你說我也是十八九快二十的人了,現在還是爹媽養著,我活的有什麽勁啊?”
或許是盛希平的一番話,讓陳維民的情緒有了個宣泄的口子,陳維民也顧不上什麽形象了,哭的不成樣子。
“哥,我都聽你的,回頭我就跟家裏商議一下,先去局裏找。
局裏不行,我就去省裏,要是省裏還不行,我就去首都。
我就不信了,天地這麽大,怎麽就容不下我這麽個殘疾?”
陳維民胡亂抹了兩把眼淚,然後站了起來,戴上了帽子。
“大娘,嫂子,那我先回家了,得空了,大娘和嫂子上我家坐坐。
我媽總是念叨以前咱兩家住鄰居的時候,天天見麵,現在離的遠了,家裏又忙,都挺長時間沒坐在一塊閑嘮嗑兒了。”
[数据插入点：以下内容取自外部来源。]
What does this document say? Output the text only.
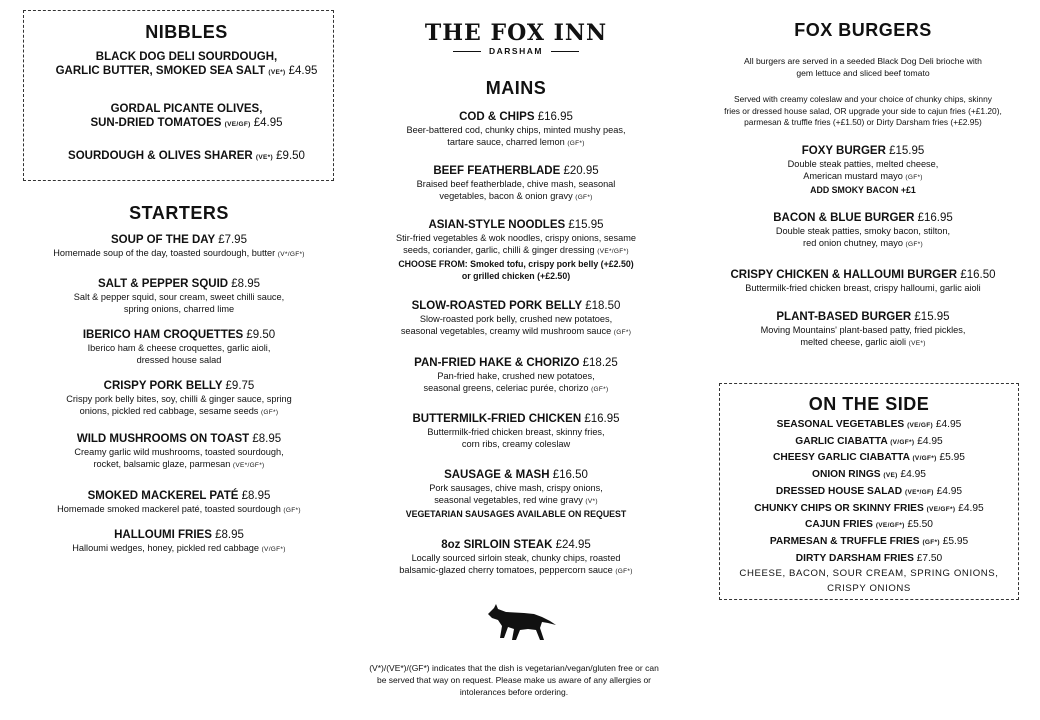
NIBBLES
BLACK DOG DELI SOURDOUGH,
GARLIC BUTTER, SMOKED SEA SALT (VE*) £4.95
GORDAL PICANTE OLIVES,
SUN-DRIED TOMATOES (VE/GF) £4.95
SOURDOUGH & OLIVES SHARER (VE*) £9.50
STARTERS
SOUP OF THE DAY £7.95
Homemade soup of the day, toasted sourdough, butter (V*/GF*)
SALT & PEPPER SQUID £8.95
Salt & pepper squid, sour cream, sweet chilli sauce,
spring onions, charred lime
IBERICO HAM CROQUETTES £9.50
Iberico ham & cheese croquettes, garlic aioli,
dressed house salad
CRISPY PORK BELLY £9.75
Crispy pork belly bites, soy, chilli & ginger sauce, spring
onions, pickled red cabbage, sesame seeds (GF*)
WILD MUSHROOMS ON TOAST £8.95
Creamy garlic wild mushrooms, toasted sourdough,
rocket, balsamic glaze, parmesan (VE*/GF*)
SMOKED MACKEREL PATÉ £8.95
Homemade smoked mackerel paté, toasted sourdough (GF*)
HALLOUMI FRIES £8.95
Halloumi wedges, honey, pickled red cabbage (V/GF*)
THE FOX INN
DARSHAM
MAINS
COD & CHIPS £16.95
Beer-battered cod, chunky chips, minted mushy peas,
tartare sauce, charred lemon (GF*)
BEEF FEATHERBLADE £20.95
Braised beef featherblade, chive mash, seasonal
vegetables, bacon & onion gravy (GF*)
ASIAN-STYLE NOODLES £15.95
Stir-fried vegetables & wok noodles, crispy onions, sesame
seeds, coriander, garlic, chilli & ginger dressing (VE*/GF*)
CHOOSE FROM: Smoked tofu, crispy pork belly (+£2.50)
or grilled chicken (+£2.50)
SLOW-ROASTED PORK BELLY £18.50
Slow-roasted pork belly, crushed new potatoes,
seasonal vegetables, creamy wild mushroom sauce (GF*)
PAN-FRIED HAKE & CHORIZO £18.25
Pan-fried hake, crushed new potatoes,
seasonal greens, celeriac purée, chorizo (GF*)
BUTTERMILK-FRIED CHICKEN £16.95
Buttermilk-fried chicken breast, skinny fries,
corn ribs, creamy coleslaw
SAUSAGE & MASH £16.50
Pork sausages, chive mash, crispy onions,
seasonal vegetables, red wine gravy (V*)
VEGETARIAN SAUSAGES AVAILABLE ON REQUEST
8oz SIRLOIN STEAK £24.95
Locally sourced sirloin steak, chunky chips, roasted
balsamic-glazed cherry tomatoes, peppercorn sauce (GF*)
FOX BURGERS
All burgers are served in a seeded Black Dog Deli brioche with
gem lettuce and sliced beef tomato
Served with creamy coleslaw and your choice of chunky chips, skinny
fries or dressed house salad, OR upgrade your side to cajun fries (+£1.20),
parmesan & truffle fries (+£1.50) or Dirty Darsham fries (+£2.95)
FOXY BURGER £15.95
Double steak patties, melted cheese,
American mustard mayo (GF*)
ADD SMOKY BACON +£1
BACON & BLUE BURGER £16.95
Double steak patties, smoky bacon, stilton,
red onion chutney, mayo (GF*)
CRISPY CHICKEN & HALLOUMI BURGER £16.50
Buttermilk-fried chicken breast, crispy halloumi, garlic aioli
PLANT-BASED BURGER £15.95
Moving Mountains' plant-based patty, fried pickles,
melted cheese, garlic aioli (VE*)
ON THE SIDE
SEASONAL VEGETABLES (VE/GF) £4.95
GARLIC CIABATTA (V/GF*) £4.95
CHEESY GARLIC CIABATTA (V/GF*) £5.95
ONION RINGS (VE) £4.95
DRESSED HOUSE SALAD (VE*/GF) £4.95
CHUNKY CHIPS OR SKINNY FRIES (VE/GF*) £4.95
CAJUN FRIES (VE/GF*) £5.50
PARMESAN & TRUFFLE FRIES (GF*) £5.95
DIRTY DARSHAM FRIES £7.50
CHEESE, BACON, SOUR CREAM, SPRING ONIONS,
CRISPY ONIONS
(V*)/(VE*)/(GF*) indicates that the dish is vegetarian/vegan/gluten free or can
be served that way on request. Please make us aware of any allergies or
intolerances before ordering.
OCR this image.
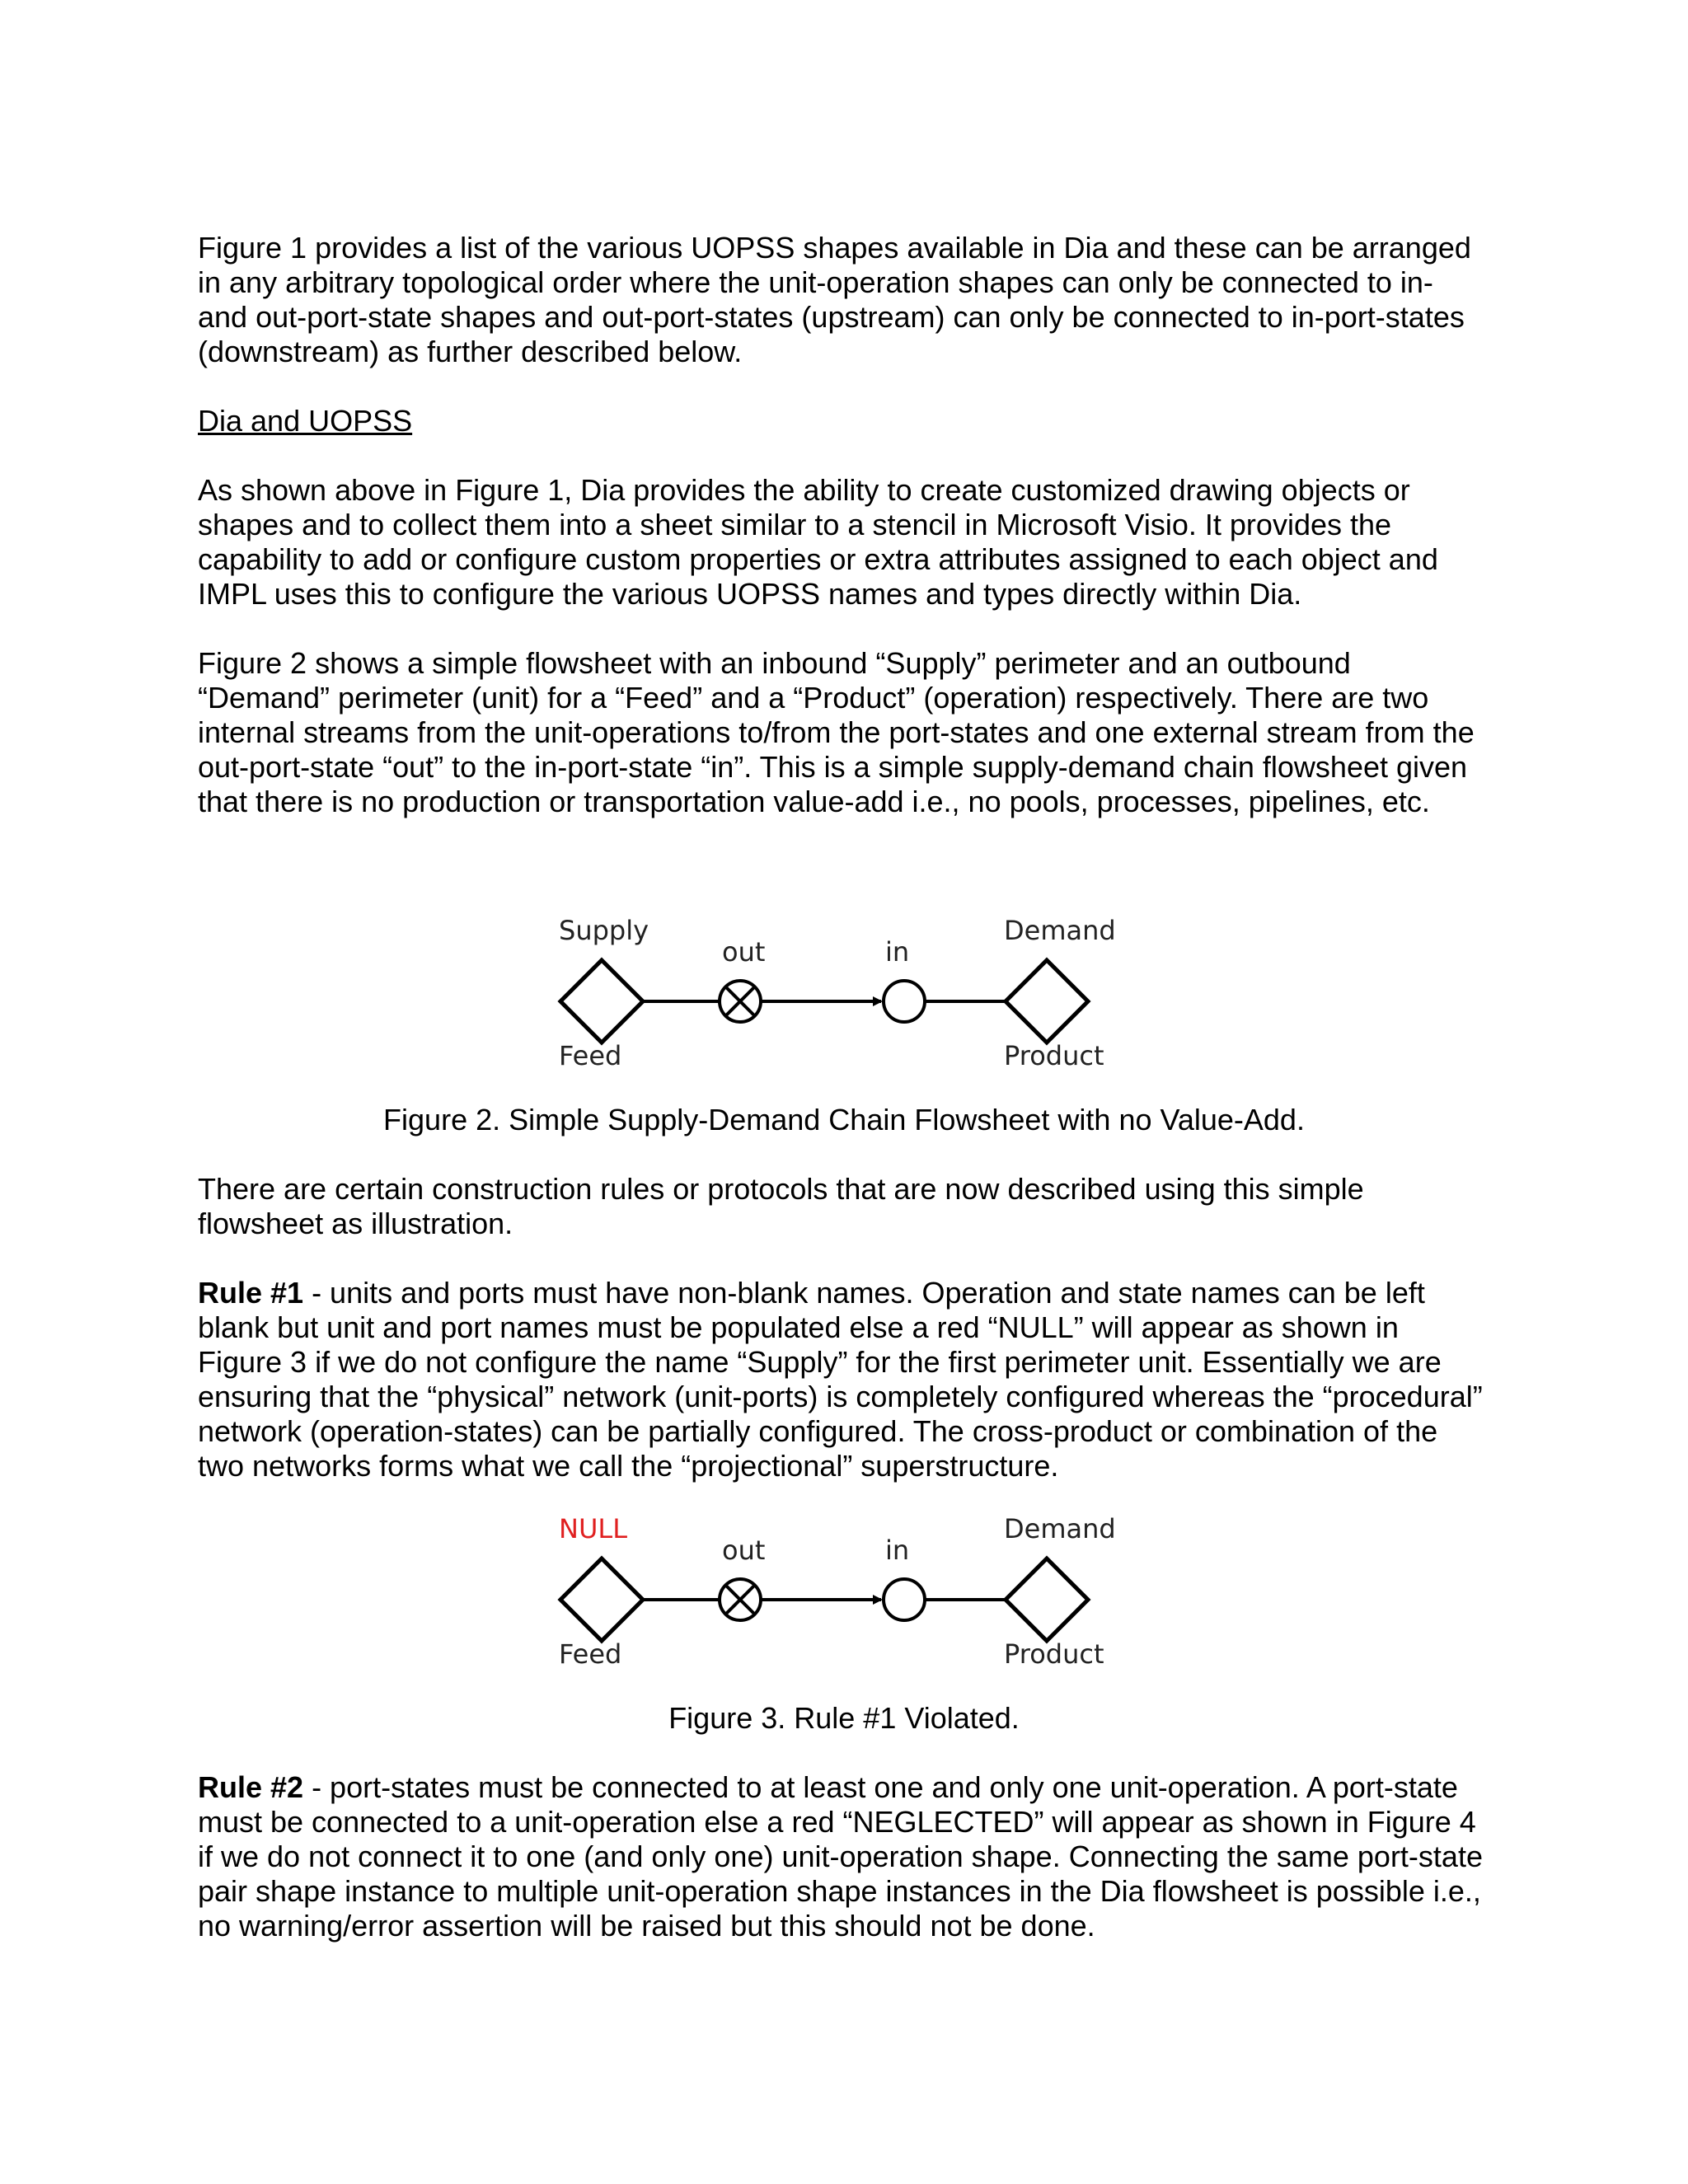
Figure 1 provides a list of the various UOPSS shapes available in Dia and these can be arranged in any arbitrary topological order where the unit-operation shapes can only be connected to in- and out-port-state shapes and out-port-states (upstream) can only be connected to in-port-states (downstream) as further described below.

Dia and UOPSS

As shown above in Figure 1, Dia provides the ability to create customized drawing objects or shapes and to collect them into a sheet similar to a stencil in Microsoft Visio. It provides the capability to add or configure custom properties or extra attributes assigned to each object and IMPL uses this to configure the various UOPSS names and types directly within Dia.

Figure 2 shows a simple flowsheet with an inbound “Supply” perimeter and an outbound “Demand” perimeter (unit) for a “Feed” and a “Product” (operation) respectively. There are two internal streams from the unit-operations to/from the port-states and one external stream from the out-port-state “out” to the in-port-state “in”. This is a simple supply-demand chain flowsheet given that there is no production or transportation value-add i.e., no pools, processes, pipelines, etc.

Supply
out	in
Demand
Feed	Product

Figure 2. Simple Supply-Demand Chain Flowsheet with no Value-Add.

There are certain construction rules or protocols that are now described using this simple flowsheet as illustration.

Rule #1 - units and ports must have non-blank names. Operation and state names can be left blank but unit and port names must be populated else a red “NULL” will appear as shown in Figure 3 if we do not configure the name “Supply” for the first perimeter unit. Essentially we are ensuring that the “physical” network (unit-ports) is completely configured whereas the “procedural” network (operation-states) can be partially configured. The cross-product or combination of the two networks forms what we call the “projectional” superstructure.

NULL
out	in
Demand
Feed	Product

Figure 3. Rule #1 Violated.

Rule #2 - port-states must be connected to at least one and only one unit-operation. A port-state must be connected to a unit-operation else a red “NEGLECTED” will appear as shown in Figure 4 if we do not connect it to one (and only one) unit-operation shape. Connecting the same port-state pair shape instance to multiple unit-operation shape instances in the Dia flowsheet is possible i.e., no warning/error assertion will be raised but this should not be done.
陳維民著急回去跟家裏人商議,沒在盛家久留,說了幾句客套話之後,就告辭離開了。
盛希平跟著送出大門外,看著陳維民就那麽一條腿蹦啊蹦的走遠,心裏頭也挺不是滋味兒。
以陳維民的本事,他要是個身體健康的人,指不定有多大的成就呢。
隻可惜,一場意外毀了這孩子。
盛希平也不知道自己今天的話,能否起到什麽作用,如今,也隻能祝福陳維民,希望能早日達成所願吧。
陳維民回家之後,也不知道怎麽跟家裏商議的,沒過兩天,他就收拾了東西,要去鬆江河林業局,找領導解決工作的問題。